We need this research now to find drugs that can help patients with lacunar stroke and fill this gap in clinical care. We selected these two drugs, ISMN and cilostazol, as they are already widely used in other diseases and could work in patients with lacunar stroke. 

LACI-3 builds on recent research in patients with a lacunar stroke. LACI-1 (57 patients) showed that they could tolerate these drugs. LACI-2 (363 patients) showed that these drugs may reduce the decline in memory and thinking and recurrence of strokes. We now need to confirm these findings in the larger LACI-3 trial. 

Design and methods 

We will perform a randomised trial to give the highest quality evidence to change guidelines. After their stroke, consented participants will come to the hospital/clinic, we will collect details and we will randomly allocate patients into groups and give out the trial medications. Each group will take one of two medications, or both together, or no medication at all (a comparison group) and everyone will get the best current medical therapy. 
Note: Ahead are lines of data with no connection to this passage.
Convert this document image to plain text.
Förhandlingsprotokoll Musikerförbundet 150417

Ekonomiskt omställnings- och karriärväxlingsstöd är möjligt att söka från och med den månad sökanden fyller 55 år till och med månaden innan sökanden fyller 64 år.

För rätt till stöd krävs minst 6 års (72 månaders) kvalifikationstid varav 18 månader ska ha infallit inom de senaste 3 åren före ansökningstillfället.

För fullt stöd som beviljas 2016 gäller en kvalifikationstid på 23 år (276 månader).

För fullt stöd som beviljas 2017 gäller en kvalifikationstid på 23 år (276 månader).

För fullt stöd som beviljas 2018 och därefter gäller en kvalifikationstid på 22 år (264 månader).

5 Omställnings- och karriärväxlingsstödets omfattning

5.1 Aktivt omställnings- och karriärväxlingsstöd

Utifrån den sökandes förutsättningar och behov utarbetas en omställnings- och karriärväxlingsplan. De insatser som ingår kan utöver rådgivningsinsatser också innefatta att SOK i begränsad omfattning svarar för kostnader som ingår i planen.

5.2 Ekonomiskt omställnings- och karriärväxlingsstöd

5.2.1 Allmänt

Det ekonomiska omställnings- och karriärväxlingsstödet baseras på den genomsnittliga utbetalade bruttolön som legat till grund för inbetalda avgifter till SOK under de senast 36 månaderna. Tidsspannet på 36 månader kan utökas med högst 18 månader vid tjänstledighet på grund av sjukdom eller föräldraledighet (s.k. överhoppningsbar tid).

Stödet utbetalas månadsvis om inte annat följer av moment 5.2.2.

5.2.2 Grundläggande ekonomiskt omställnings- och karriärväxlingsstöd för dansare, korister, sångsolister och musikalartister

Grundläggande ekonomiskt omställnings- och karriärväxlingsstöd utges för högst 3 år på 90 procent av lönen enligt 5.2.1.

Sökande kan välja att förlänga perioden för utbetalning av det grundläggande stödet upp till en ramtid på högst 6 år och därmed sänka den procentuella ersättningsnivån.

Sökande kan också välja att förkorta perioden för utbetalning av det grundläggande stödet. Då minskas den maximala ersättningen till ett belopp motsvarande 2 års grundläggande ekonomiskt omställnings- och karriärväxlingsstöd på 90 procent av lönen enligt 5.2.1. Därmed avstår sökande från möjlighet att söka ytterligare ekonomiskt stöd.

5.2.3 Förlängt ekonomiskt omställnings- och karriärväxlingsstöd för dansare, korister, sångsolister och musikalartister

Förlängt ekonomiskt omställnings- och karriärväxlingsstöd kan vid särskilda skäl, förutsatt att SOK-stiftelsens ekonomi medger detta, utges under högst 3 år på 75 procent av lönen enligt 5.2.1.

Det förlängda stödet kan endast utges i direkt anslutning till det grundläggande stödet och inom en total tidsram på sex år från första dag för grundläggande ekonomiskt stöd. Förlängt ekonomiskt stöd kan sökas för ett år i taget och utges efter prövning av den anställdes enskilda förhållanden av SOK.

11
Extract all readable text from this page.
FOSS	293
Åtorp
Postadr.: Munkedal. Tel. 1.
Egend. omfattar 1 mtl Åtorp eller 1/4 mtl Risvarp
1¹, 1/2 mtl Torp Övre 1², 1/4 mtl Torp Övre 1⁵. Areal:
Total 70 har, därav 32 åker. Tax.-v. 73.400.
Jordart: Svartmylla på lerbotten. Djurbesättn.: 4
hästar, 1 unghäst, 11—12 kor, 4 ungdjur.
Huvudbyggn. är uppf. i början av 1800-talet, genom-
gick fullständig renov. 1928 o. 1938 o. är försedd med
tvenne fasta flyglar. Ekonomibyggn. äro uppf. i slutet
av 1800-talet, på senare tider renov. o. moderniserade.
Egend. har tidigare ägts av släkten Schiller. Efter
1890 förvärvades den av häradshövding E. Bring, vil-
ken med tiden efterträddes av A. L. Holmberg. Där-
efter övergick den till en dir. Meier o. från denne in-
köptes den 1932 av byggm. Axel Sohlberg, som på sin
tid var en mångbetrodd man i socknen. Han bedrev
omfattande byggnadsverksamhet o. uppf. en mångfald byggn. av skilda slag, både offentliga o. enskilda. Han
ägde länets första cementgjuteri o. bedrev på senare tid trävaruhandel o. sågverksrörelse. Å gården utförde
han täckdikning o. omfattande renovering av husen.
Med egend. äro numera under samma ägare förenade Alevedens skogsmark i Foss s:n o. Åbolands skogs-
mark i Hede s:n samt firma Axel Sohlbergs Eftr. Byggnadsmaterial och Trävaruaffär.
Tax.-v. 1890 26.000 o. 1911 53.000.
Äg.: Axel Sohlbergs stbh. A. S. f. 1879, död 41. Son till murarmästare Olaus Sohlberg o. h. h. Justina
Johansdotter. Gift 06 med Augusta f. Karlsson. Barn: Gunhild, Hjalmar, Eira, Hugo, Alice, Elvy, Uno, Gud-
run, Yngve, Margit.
We will telephone participants at 1 and 3 weeks, provide a helpline number and liaise with participants’ GPs, supplying drugs for 2 years. At 1 year and 2 years we will contact the participant by phone and post (or web based) to test memory and thinking and ask about medical conditions including new strokes, quality of life and any possible side effects. 

Based on the LACI-2 results, we calculate that LACI-3 will need 1300 participants from 60 UK centres to confirm if these drugs are beneficial. We are encouraged by having many notes of interest from hospitals who are keen to offer this trial. 

Patient and Public Involvement 

We have sought guidance on this proposal from patients who were in LACI-2, patients in the Edinburgh small vessel disease patient reference group, advisers from the previous LACI-1 trial and from the lay advisory group for one of our linked studies. 

We have 2 lay co-applicants. We will also form a LACI-3 lay reference group (balanced by geography, ethnicity and gender). All will comment on trial design, information leaflets, questionnaires, and methods of communicating with participants including plain English summaries. 

Dissemination 

We will communicate the trial results widely via newsletters to the trial participants and to the scientific/medical community via journal publications and international conferences (where LACI-2 generated much interest). We will also show results through our established networks and social media channels. 

As these drugs are already widely available (and inexpensive) they could be quickly adopted into stroke guidelines to reduce the global burden of disease from stroke and dementia. We will work with the NHS England Medicines Repurposing Programme to roll out their use.